Lecture – Review of the Law & Psychiatry

Available with English captions.

Presented by Diane M. Geraghty Hall, Esq., Geraghty Hall & Ready, LLP – Visiting Scholars Series lecture

In this lecture, Geraghty Hall, an attorney with expertise in mental health law, discusses a range of legal issues that affect mental health professionals.

Specifically, she highlights changes to mental health laws and regulations made by the Massachusetts Department of Mental Health (DMH). These changes include revisions to Section 12, which allows for involuntary care at a mental health care facility. Geraghty Hall also discusses guardianships, health care proxies, and recent changes to DMH regulations governing inpatient facilities.

Throughout the presentation, Geraghty Hall takes questions from the audience and explains how the recent changes impact day-to-day clinical work.

Watch now to learn more about:

  • The pros and cons of completing medical certificates for guardianships
  • Health care proxies and how they can be helpful in treating patients
  • Recent changes to DMH regulations

Regarding Section 12, Geraghty Hall reports that DMH now allows licensed independent social workers to issue a section 12A. Currently, the list of individuals who can admit a patient to an inpatient facility includes most health care professionals, such as any licensed physician, nurse practitioners who specialize in the mental health field, and licensed psychologists. Police officers are also allowed to issue a section 12A.
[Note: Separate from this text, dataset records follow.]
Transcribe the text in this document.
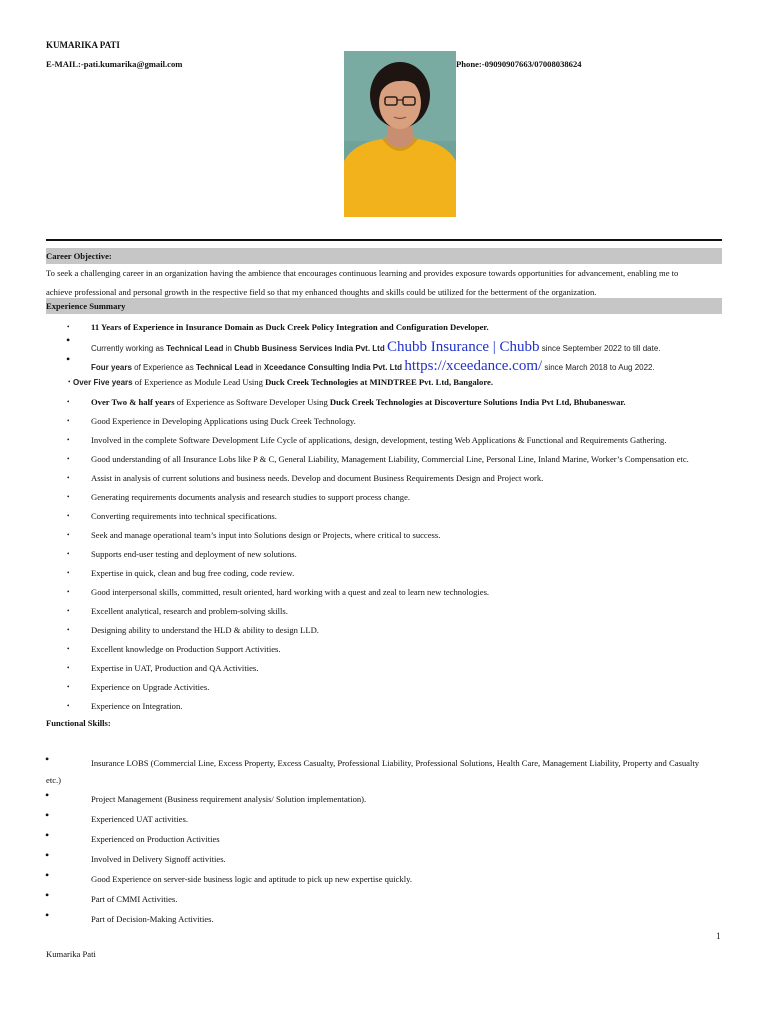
KUMARIKA PATI
E-MAIL:-pati.kumarika@gmail.com	Phone:-09090907663/07008038624
Career Objective:
To seek a challenging career in an organization having the ambience that encourages continuous learning and provides exposure towards opportunities for advancement, enabling me to
achieve professional and personal growth in the respective field so that my enhanced thoughts and skills could be utilized for the betterment of the organization.
Experience Summary
•	11 Years of Experience in Insurance Domain as Duck Creek Policy Integration and Configuration Developer.
•
Currently working as Technical Lead in Chubb Business Services India Pvt. Ltd Chubb Insurance | Chubb since September 2022 to till date.
•
Four years of Experience as Technical Lead in Xceedance Consulting India Pvt. Ltd https://xceedance.com/ since March 2018 to Aug 2022.
• Over Five years of Experience as Module Lead Using Duck Creek Technologies at MINDTREE Pvt. Ltd, Bangalore.
•	Over Two & half years of Experience as Software Developer Using Duck Creek Technologies at Discoverture Solutions India Pvt Ltd, Bhubaneswar.
•	Good Experience in Developing Applications using Duck Creek Technology.
•	Involved in the complete Software Development Life Cycle of applications, design, development, testing Web Applications & Functional and Requirements Gathering.
•	Good understanding of all Insurance Lobs like P & C, General Liability, Management Liability, Commercial Line, Personal Line, Inland Marine, Worker’s Compensation etc.
•	Assist in analysis of current solutions and business needs. Develop and document Business Requirements Design and Project work.
•	Generating requirements documents analysis and research studies to support process change.
•	Converting requirements into technical specifications.
•	Seek and manage operational team’s input into Solutions design or Projects, where critical to success.
•	Supports end-user testing and deployment of new solutions.
•	Expertise in quick, clean and bug free coding, code review.
•	Good interpersonal skills, committed, result oriented, hard working with a quest and zeal to learn new technologies.
•	Excellent analytical, research and problem-solving skills.
•	Designing ability to understand the HLD & ability to design LLD.
•	Excellent knowledge on Production Support Activities.
•	Expertise in UAT, Production and QA Activities.
•	Experience on Upgrade Activities.
•	Experience on Integration.
Functional Skills:
•	Insurance LOBS (Commercial Line, Excess Property, Excess Casualty, Professional Liability, Professional Solutions, Health Care, Management Liability, Property and Casualty
etc.)
•	Project Management (Business requirement analysis/ Solution implementation).
•	Experienced UAT activities.
•	Experienced on Production Activities
•	Involved in Delivery Signoff activities.
•	Good Experience on server-side business logic and aptitude to pick up new expertise quickly.
•	Part of CMMI Activities.
•	Part of Decision-Making Activities.
1
Kumarika Pati
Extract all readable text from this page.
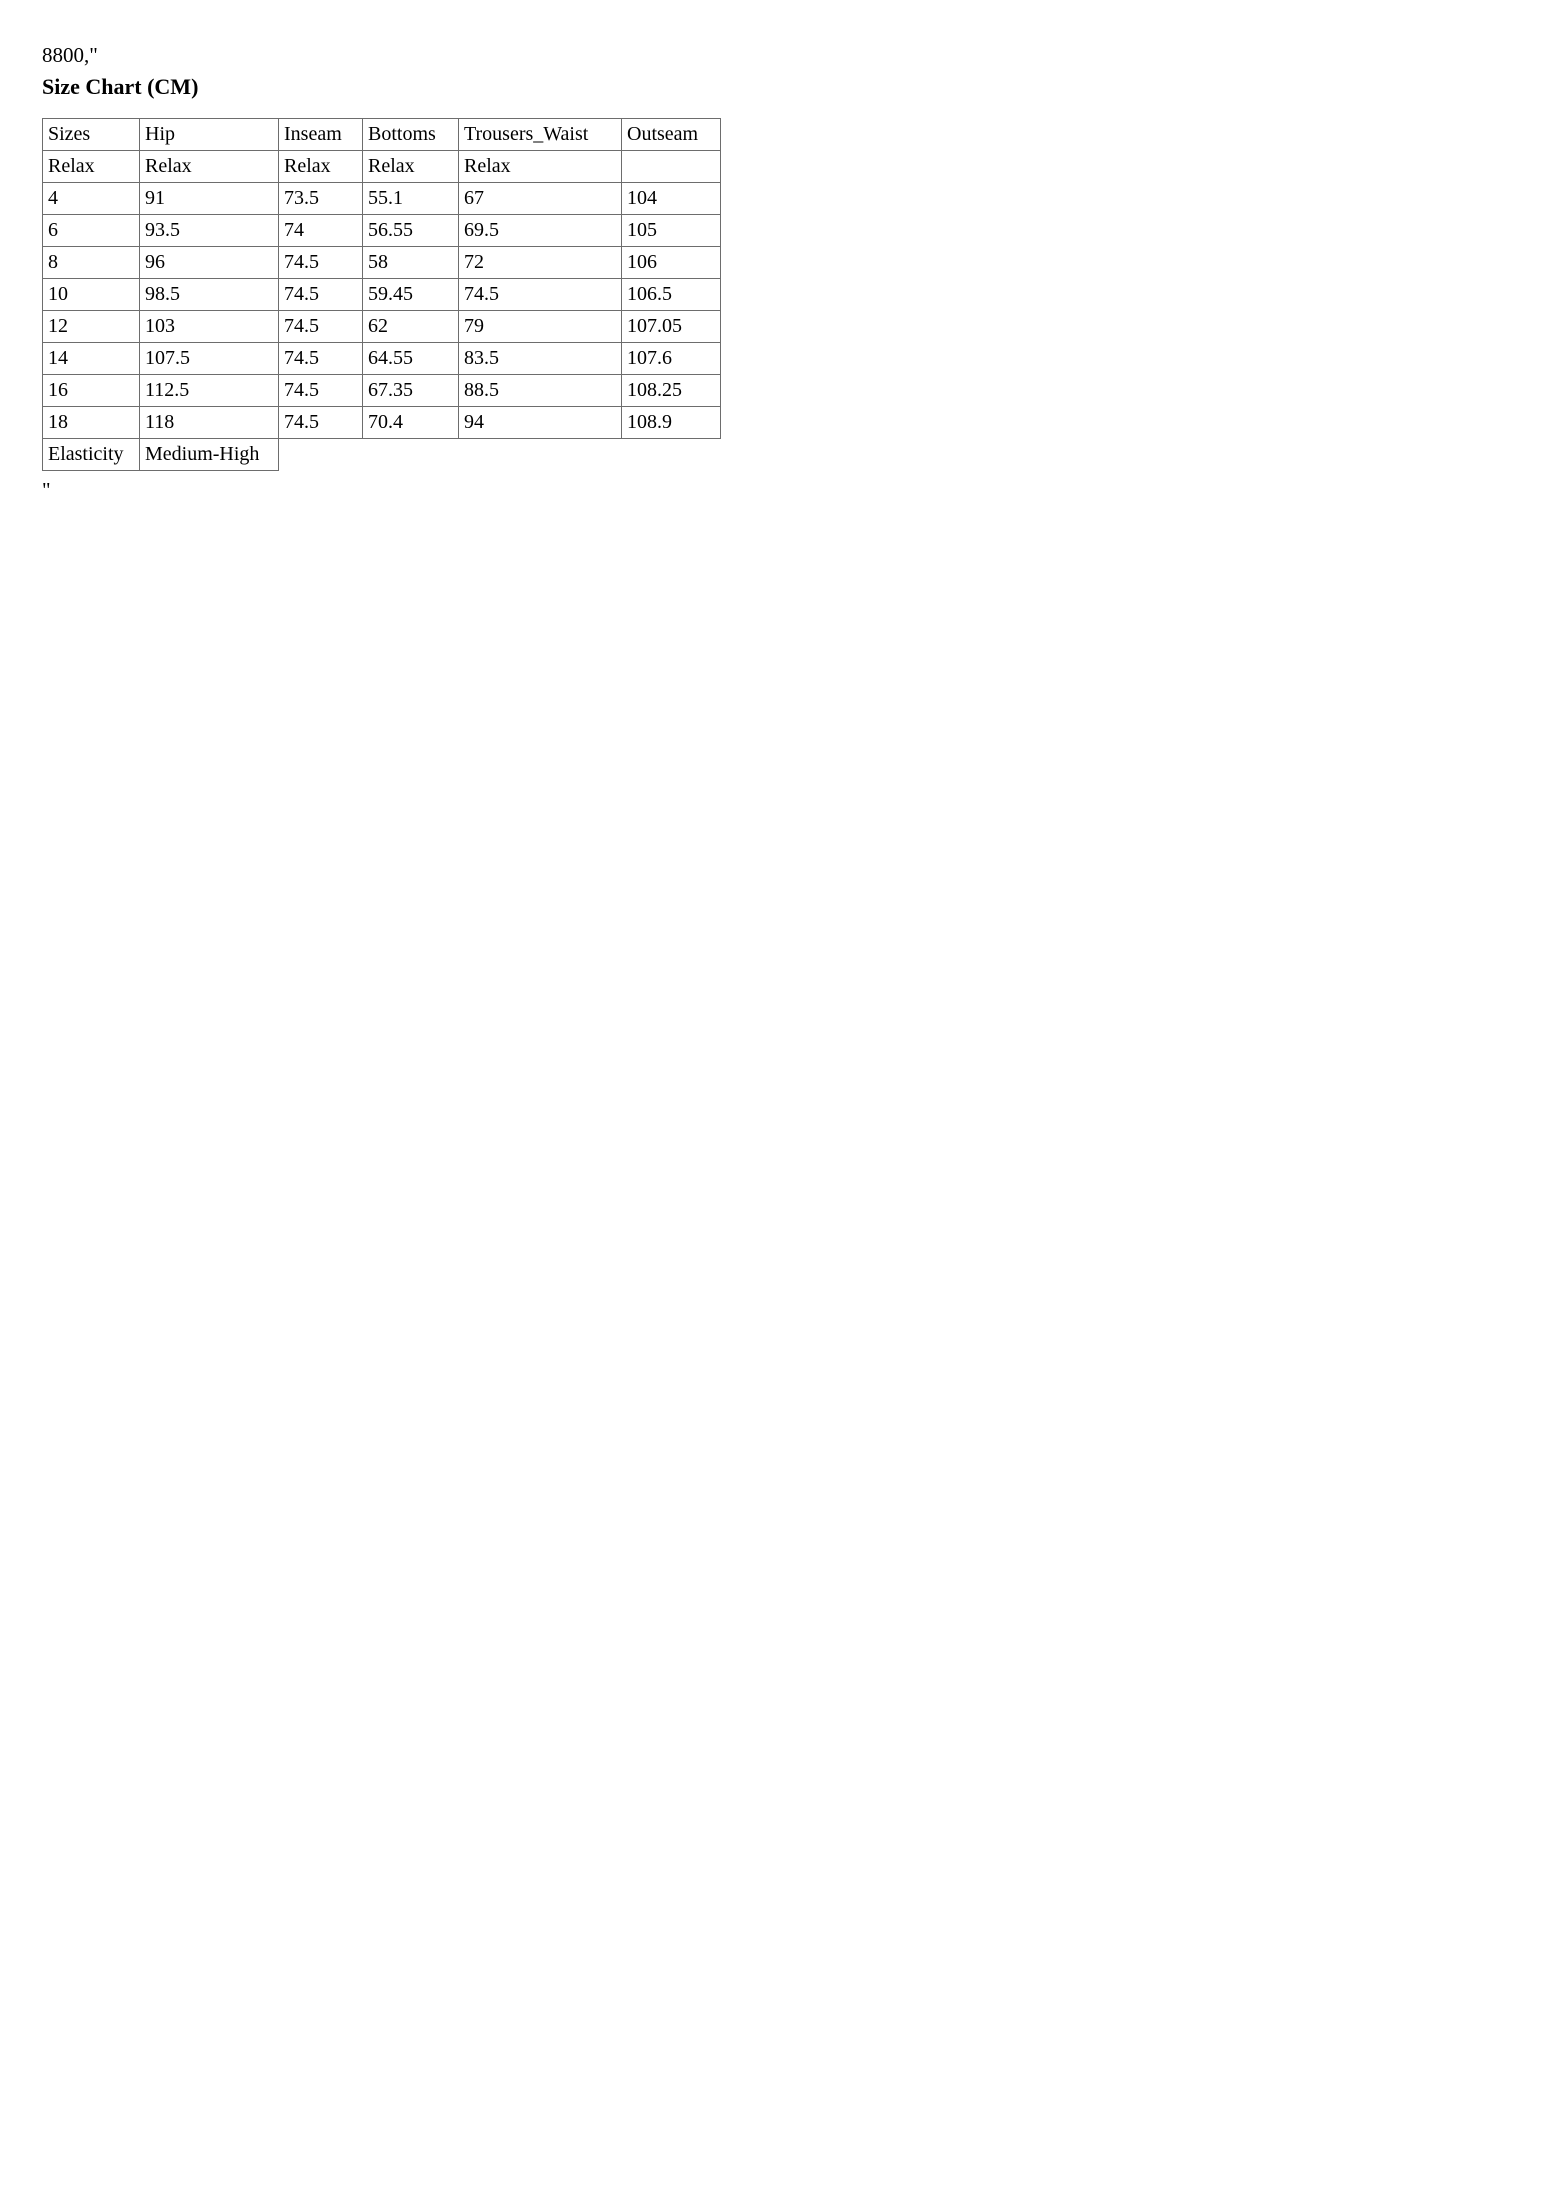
8800,"

Size Chart (CM)

Sizes	Hip	Inseam	Bottoms	Trousers_Waist	Outseam
Relax	Relax	Relax	Relax	Relax	
4	91	73.5	55.1	67	104
6	93.5	74	56.55	69.5	105
8	96	74.5	58	72	106
10	98.5	74.5	59.45	74.5	106.5
12	103	74.5	62	79	107.05
14	107.5	74.5	64.55	83.5	107.6
16	112.5	74.5	67.35	88.5	108.25
18	118	74.5	70.4	94	108.9
Elasticity	Medium-High

"
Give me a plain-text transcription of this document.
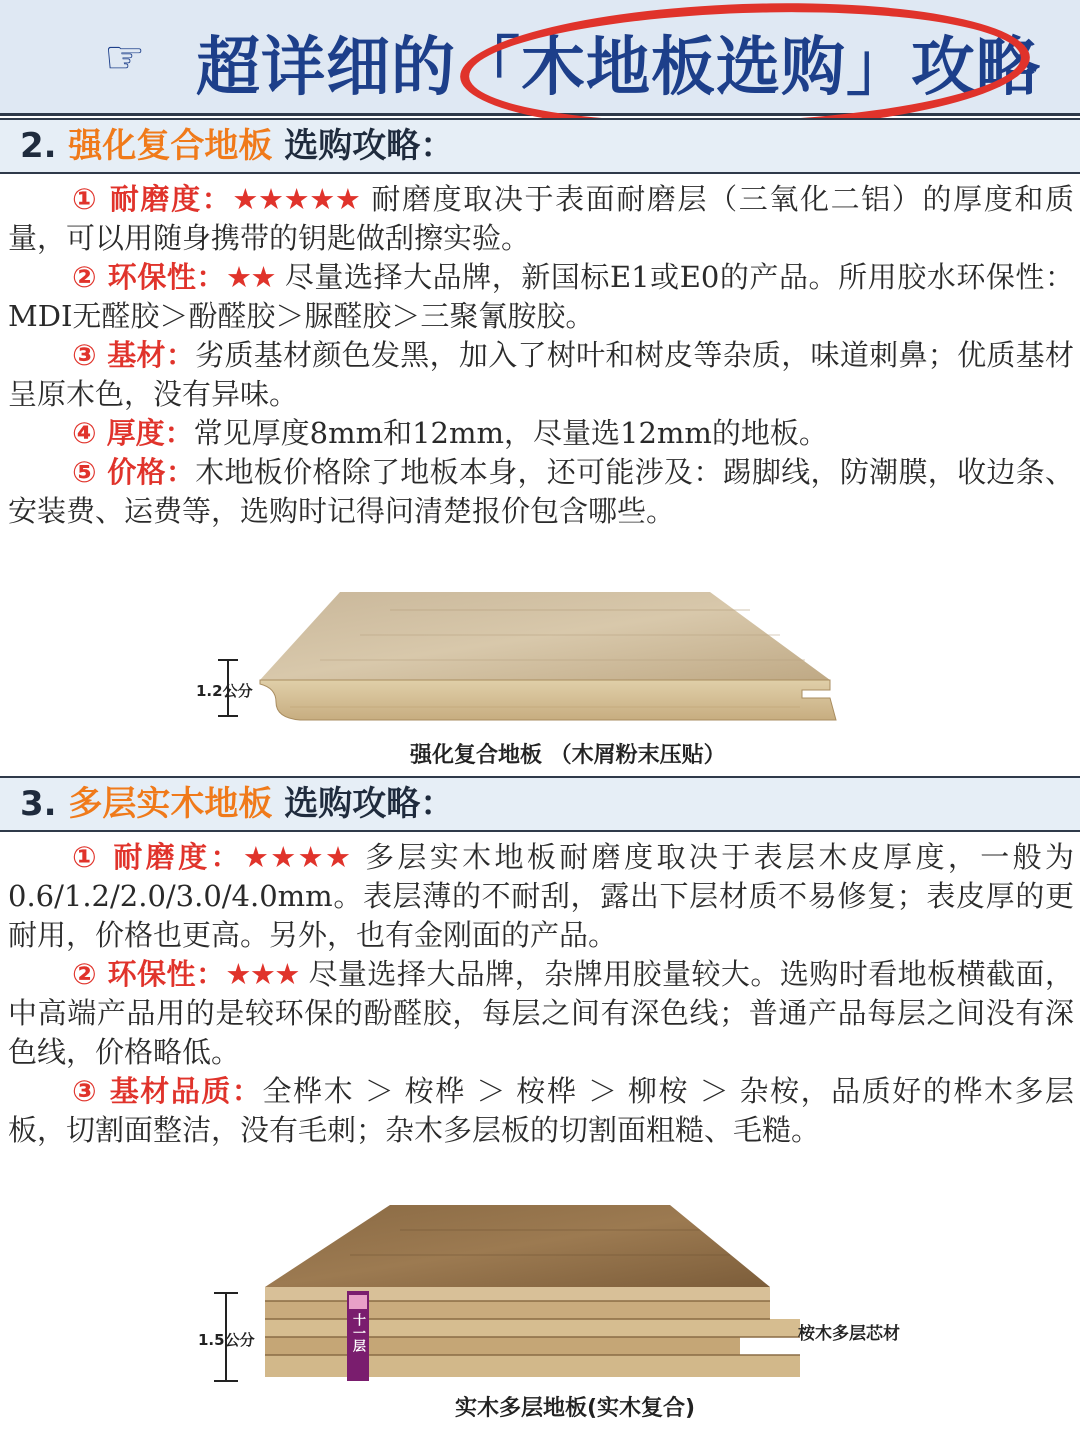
☞ 超详细的「木地板选购」攻略
2. 强化复合地板 选购攻略：

① 耐磨度：★★★★★ 耐磨度取决于表面耐磨层（三氧化二铝）的厚度和质量，可以用随身携带的钥匙做刮擦实验。

② 环保性：★★ 尽量选择大品牌，新国标E1或E0的产品。所用胶水环保性：MDI无醛胶＞酚醛胶＞脲醛胶＞三聚氰胺胶。

③ 基材：劣质基材颜色发黑，加入了树叶和树皮等杂质，味道刺鼻；优质基材呈原木色，没有异味。

④ 厚度：常见厚度8mm和12mm，尽量选12mm的地板。

⑤ 价格：木地板价格除了地板本身，还可能涉及：踢脚线，防潮膜，收边条、安装费、运费等，选购时记得问清楚报价包含哪些。

1.2公分
强化复合地板 （木屑粉末压贴）
3. 多层实木地板 选购攻略：

① 耐磨度：★★★★ 多层实木地板耐磨度取决于表层木皮厚度，一般为0.6/1.2/2.0/3.0/4.0mm。表层薄的不耐刮，露出下层材质不易修复；表皮厚的更耐用，价格也更高。另外，也有金刚面的产品。

② 环保性：★★★ 尽量选择大品牌，杂牌用胶量较大。选购时看地板横截面，中高端产品用的是较环保的酚醛胶，每层之间有深色线；普通产品每层之间没有深色线，价格略低。

③ 基材品质：全桦木 ＞ 桉桦 ＞ 桉桦 ＞ 柳桉 ＞ 杂桉，品质好的桦木多层板，切割面整洁，没有毛刺；杂木多层板的切割面粗糙、毛糙。

1.5公分	十一层	桉木多层芯材
实木多层地板(实木复合)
Geraghty Hall also outlines DMH changes regarding health care proxies and guardianships. She reports that the agency has made several revisions to its guardianship policies, including expiration dates for temporary guardianships and admission authority of guardians. She explains issues surrounding informed consent, discharge regulations, and relevant paperwork for guardians.

In addition, she details regulations for health care proxies. Increasingly, she points out, individuals with mental health issues are using health care proxies to manage treatment decisions. Unlike guardianships, she explains, health care proxies, once activated, can allow a person to be admitted to a psychiatric facility. Also, activated health care proxies are irrevocable, which places limits on patients.

Finally, Geraghty Hall explains that DMH recently reviewed its language and regulations to update several outdated concepts. For example, DMH has replaced the word “competency” with “capacity.” DMH has also redefined its mission statement to better define the department’s responsibilities in the community. This statement, she reports, reflects a shift in DMH’s focus from actual delivery of care to more of an “oversight and policy-driven role.”